The Denver North Star
- Type: Monthly Newspaper
- Format: Print and Digital
- Publisher: David Sabados
- Founded: September 7, 2019
- Language: English
- Headquarters: Denver, Colorado
- Country: United States
- Circulation: 33,000
- Website: denvernorthstar.com
- Free online archives: Past issues

= The Denver North Star =

Local monthly newspaper in Denver, Colorado

The Denver North Star is a monthly newspaper and website that has been published in the Northwest Denver, Colorado, area starting in October 2019. The North Star has a hyperlocal focus on issues like parks and recreation, elections, education, dining, zoning, and development.

==History==
There has been tumult in the Denver print media ecosystem over the preceding decade. Examples include the Rocky Mountain News shutting down in 2009, layoffs and reductions at The Denver Post by Digital First Media, and the 2017 closure of the North Denver Tribune (the local newspaper of record for the area).
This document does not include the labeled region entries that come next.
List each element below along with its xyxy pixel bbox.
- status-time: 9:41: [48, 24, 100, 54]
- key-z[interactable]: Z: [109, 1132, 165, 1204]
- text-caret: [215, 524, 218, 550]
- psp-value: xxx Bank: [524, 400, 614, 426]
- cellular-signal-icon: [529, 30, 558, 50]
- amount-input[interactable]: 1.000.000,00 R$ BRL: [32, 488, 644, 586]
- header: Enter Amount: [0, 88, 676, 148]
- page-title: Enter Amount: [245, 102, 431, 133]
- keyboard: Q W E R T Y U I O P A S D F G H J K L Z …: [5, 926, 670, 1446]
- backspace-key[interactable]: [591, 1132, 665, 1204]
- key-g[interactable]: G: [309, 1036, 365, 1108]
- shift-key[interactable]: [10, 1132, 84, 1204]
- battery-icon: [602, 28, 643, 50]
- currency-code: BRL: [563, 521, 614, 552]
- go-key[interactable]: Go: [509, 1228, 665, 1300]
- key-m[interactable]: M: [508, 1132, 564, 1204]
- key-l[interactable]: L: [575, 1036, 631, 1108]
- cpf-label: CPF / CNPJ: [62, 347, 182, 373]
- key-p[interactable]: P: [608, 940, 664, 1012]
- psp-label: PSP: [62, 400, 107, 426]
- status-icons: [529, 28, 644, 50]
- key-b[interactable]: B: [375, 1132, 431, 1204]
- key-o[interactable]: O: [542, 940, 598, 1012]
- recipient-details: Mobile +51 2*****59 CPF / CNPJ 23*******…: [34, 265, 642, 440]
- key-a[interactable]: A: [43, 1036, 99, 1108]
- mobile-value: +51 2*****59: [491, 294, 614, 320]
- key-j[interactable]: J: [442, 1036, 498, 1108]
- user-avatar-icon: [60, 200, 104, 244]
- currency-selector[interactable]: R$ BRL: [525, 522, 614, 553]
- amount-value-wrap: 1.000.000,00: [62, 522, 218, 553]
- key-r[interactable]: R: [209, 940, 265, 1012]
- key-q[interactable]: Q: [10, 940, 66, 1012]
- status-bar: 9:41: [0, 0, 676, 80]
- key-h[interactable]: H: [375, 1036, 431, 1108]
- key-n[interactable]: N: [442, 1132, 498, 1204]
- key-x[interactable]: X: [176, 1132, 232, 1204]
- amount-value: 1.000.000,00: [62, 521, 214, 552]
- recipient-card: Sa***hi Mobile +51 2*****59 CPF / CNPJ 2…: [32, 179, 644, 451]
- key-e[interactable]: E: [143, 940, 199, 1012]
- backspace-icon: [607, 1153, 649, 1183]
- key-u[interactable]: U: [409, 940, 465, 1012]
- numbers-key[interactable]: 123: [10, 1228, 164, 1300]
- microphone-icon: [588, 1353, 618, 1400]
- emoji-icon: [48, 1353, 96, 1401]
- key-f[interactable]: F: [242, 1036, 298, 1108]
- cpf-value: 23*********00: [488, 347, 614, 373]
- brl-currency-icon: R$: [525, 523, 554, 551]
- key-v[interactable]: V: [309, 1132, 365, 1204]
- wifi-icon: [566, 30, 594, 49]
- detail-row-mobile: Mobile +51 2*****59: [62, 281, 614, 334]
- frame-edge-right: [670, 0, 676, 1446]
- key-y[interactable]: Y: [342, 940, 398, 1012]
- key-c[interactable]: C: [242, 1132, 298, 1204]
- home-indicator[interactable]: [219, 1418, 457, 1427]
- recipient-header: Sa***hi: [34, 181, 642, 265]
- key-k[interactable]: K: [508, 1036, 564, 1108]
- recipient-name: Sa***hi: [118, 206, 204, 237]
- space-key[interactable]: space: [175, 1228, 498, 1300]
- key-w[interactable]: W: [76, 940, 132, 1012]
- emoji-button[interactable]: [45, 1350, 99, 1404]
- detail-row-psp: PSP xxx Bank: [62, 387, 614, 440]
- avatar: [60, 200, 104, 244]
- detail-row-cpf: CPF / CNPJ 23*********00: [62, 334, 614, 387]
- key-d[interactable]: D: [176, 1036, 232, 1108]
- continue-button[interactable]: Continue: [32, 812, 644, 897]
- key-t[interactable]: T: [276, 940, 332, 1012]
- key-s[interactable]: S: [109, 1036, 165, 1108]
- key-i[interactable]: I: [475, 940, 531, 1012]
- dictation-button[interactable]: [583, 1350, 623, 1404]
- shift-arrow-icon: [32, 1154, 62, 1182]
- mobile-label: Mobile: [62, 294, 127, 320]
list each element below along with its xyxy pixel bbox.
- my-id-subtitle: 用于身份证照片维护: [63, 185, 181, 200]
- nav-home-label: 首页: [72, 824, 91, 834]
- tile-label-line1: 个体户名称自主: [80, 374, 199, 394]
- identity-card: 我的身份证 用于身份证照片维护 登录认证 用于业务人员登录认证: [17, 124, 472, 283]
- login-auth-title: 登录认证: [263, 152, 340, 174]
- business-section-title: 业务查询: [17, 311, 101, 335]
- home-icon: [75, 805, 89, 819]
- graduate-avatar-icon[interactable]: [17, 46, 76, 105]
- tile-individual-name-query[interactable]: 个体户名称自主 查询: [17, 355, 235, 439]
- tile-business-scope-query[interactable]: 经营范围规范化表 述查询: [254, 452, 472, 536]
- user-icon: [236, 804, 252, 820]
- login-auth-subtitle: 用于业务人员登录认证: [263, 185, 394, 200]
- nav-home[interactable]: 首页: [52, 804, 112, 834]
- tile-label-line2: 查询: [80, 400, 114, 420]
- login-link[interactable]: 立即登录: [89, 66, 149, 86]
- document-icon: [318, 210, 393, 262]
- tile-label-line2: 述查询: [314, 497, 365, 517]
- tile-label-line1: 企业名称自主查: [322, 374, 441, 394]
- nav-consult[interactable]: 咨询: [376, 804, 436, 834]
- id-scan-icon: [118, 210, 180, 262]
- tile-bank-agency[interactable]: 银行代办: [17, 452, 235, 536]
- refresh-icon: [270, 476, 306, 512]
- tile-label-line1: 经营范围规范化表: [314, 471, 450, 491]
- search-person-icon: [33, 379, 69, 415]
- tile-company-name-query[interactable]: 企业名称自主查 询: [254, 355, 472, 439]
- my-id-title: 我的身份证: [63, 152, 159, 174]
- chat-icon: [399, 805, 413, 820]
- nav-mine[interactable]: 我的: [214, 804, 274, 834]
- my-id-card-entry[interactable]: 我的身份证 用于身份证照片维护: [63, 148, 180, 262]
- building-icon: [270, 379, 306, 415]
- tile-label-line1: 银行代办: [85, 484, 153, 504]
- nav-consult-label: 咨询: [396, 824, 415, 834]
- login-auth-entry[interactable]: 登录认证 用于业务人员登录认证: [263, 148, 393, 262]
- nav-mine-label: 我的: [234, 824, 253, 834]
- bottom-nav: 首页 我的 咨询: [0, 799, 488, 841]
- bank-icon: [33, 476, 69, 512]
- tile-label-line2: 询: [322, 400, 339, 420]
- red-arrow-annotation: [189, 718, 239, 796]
The North Star emerged to fill a void left by the now-defunct North Denver Tribune, which served the area for 83 years.

North Star founders and publishers, David Sabados and Sabrina D'Agosta, were both candidates for Denver's District 1 City Council seat in 2019. Though neither won the election, both saw a need for local journalism covering issues affecting the community. D'Agosta left the paper in early 2020. Sabados still serves as the paper's publisher and editor.

==Distribution==
The North Star delivers door-to-door to homes and businesses, and is also made available through newspaper boxes around Northwest Denver. In particular, the newspaper targets neighborhoods west of I-25 from West Colfax Avenue North to Denver's border. This includes neighborhoods: Sloan's Lake, West Colfax, Jefferson Park, Highland, West Highland, Sunnyside, Berkeley, Regis, Inspiration Point, and Chaffee Park. Print editions of the paper are delivered free within the North Denver delivery area, for a subscription fee outside of it, or accessed on-line for free.